Drones are still a novel technology and people’s reactions to them are sometimes pretty funny.

Nearly everyone I’ve flown the drone near is transfixed. They find UAVs a novelty and probably think, as many of us do: “Is that drone spying on me?” Nobody stops and stares when someone pulls out their smartphone because by now, they are so ubiquitous, they are about as unusual as a pair of sneakers. Drones are far from that point and although more people than ever before have drones, you have to realise – as an owner, you’re very much in a minority. Which is why – you should be a courteous and responsible drone owner. I’ve said it many times – it only takes one idiot doing stupid stuff to ruin a party for everyone.

7. Drones can be dangerous – cuts hurt!

It’s extremely ironic that just a few months ago, I looked at other pictures online of people being injured by their drone and thought: “Pff, that’ll never happen to me.” I also wrote this article called Common drone injuries and how to avoid them. Skip a few months later and this happened:

How did you manage that?

When you first start to fly, you gradual get the feel for your UAV in the air and how to handle situations when things go wrong.

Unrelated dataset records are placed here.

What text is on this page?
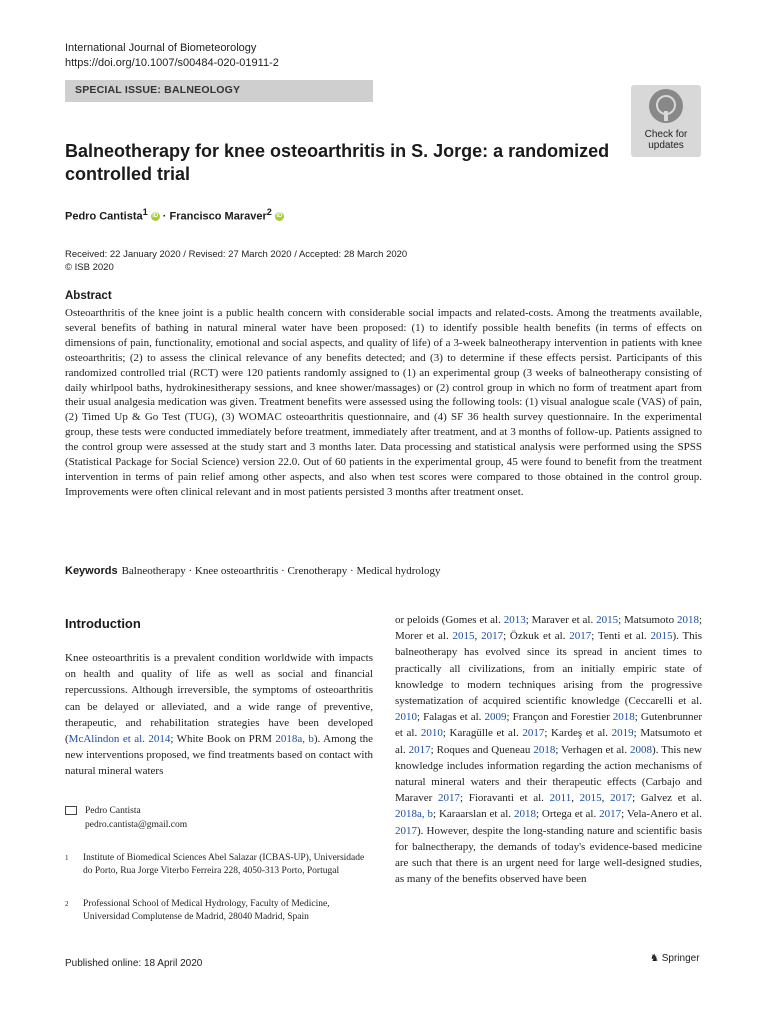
International Journal of Biometeorology
https://doi.org/10.1007/s00484-020-01911-2
SPECIAL ISSUE: BALNEOLOGY
Check for
updates
Balneotherapy for knee osteoarthritis in S. Jorge: a randomized controlled trial
Pedro Cantista$^1$ iD · Francisco Maraver$^2$ iD
Received: 22 January 2020 / Revised: 27 March 2020 / Accepted: 28 March 2020
© ISB 2020
Abstract
Osteoarthritis of the knee joint is a public health concern with considerable social impacts and related-costs. Among the treatments available, several benefits of bathing in natural mineral water have been proposed: (1) to identify possible health benefits (in terms of effects on dimensions of pain, functionality, emotional and social aspects, and quality of life) of a 3-week balneotherapy intervention in patients with knee osteoarthritis; (2) to assess the clinical relevance of any benefits detected; and (3) to determine if these effects persist. Participants of this randomized controlled trial (RCT) were 120 patients randomly assigned to (1) an experimental group (3 weeks of balneotherapy consisting of daily whirlpool baths, hydrokinesitherapy sessions, and knee shower/massages) or (2) control group in which no form of treatment apart from their usual analgesia medication was given. Treatment benefits were assessed using the following tools: (1) visual analogue scale (VAS) of pain, (2) Timed Up & Go Test (TUG), (3) WOMAC osteoarthritis questionnaire, and (4) SF 36 health survey questionnaire. In the experimental group, these tests were conducted immediately before treatment, immediately after treatment, and at 3 months of follow-up. Patients assigned to the control group were assessed at the study start and 3 months later. Data processing and statistical analysis were performed using the SPSS (Statistical Package for Social Science) version 22.0. Out of 60 patients in the experimental group, 45 were found to benefit from the treatment intervention in terms of pain relief among other aspects, and also when test scores were compared to those obtained in the control group. Improvements were often clinical relevant and in most patients persisted 3 months after treatment onset.
Keywords Balneotherapy · Knee osteoarthritis · Crenotherapy · Medical hydrology
Introduction
Knee osteoarthritis is a prevalent condition worldwide with impacts on health and quality of life as well as social and financial repercussions. Although irreversible, the symptoms of osteoarthritis can be delayed or alleviated, and a wide range of preventive, therapeutic, and rehabilitation strategies have been developed (McAlindon et al. 2014; White Book on PRM 2018a, b). Among the new interventions proposed, we find treatments based on contact with natural mineral waters
or peloids (Gomes et al. 2013; Maraver et al. 2015; Matsumoto 2018; Morer et al. 2015, 2017; Özkuk et al. 2017; Tenti et al. 2015). This balneotherapy has evolved since its spread in ancient times to practically all civilizations, from an initially empiric state of knowledge to modern techniques arising from the progressive systematization of acquired scientific knowledge (Ceccarelli et al. 2010; Falagas et al. 2009; Françon and Forestier 2018; Gutenbrunner et al. 2010; Karagülle et al. 2017; Kardeş et al. 2019; Matsumoto et al. 2017; Roques and Queneau 2018; Verhagen et al. 2008). This new knowledge includes information regarding the action mechanisms of natural mineral waters and their therapeutic effects (Carbajo and Maraver 2017; Fioravanti et al. 2011, 2015, 2017; Galvez et al. 2018a, b; Karaarslan et al. 2018; Ortega et al. 2017; Vela-Anero et al. 2017). However, despite the long-standing nature and scientific basis for balnectherapy, the demands of today's evidence-based medicine are such that there is an urgent need for large well-designed studies, as many of the benefits observed have been
Pedro Cantista
pedro.cantista@gmail.com
1 Institute of Biomedical Sciences Abel Salazar (ICBAS-UP), Universidade do Porto, Rua Jorge Viterbo Ferreira 228, 4050-313 Porto, Portugal
2 Professional School of Medical Hydrology, Faculty of Medicine, Universidad Complutense de Madrid, 28040 Madrid, Spain
Published online: 18 April 2020	♞ Springer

I had cranked up my drone in my lounge (a generally terrible idea) but merely wished to show my flatmate what it looked like in action. For unexplained reasons, the props started spinning at full speed while it was sitting on the ground but it didn’t take off. Not wanting it to hit the roof, I reached down to delicately grab it. This was, to put things mildly, extremely foolish. I could have simply pushed the lever down on the controller and stopped the propellers but no, I picked the thing up and badly cut two of my fingers. It’s surprising that plastic can cut so deep but it was a reminder for me not to be so stupid next time.

Going forward

There’s still much left for me to learn but my early experiences have helped me appreciate the drone flying is not as simple as picking it up and flying. Have fun and be safe out there!

What did you learn as a new drone owner?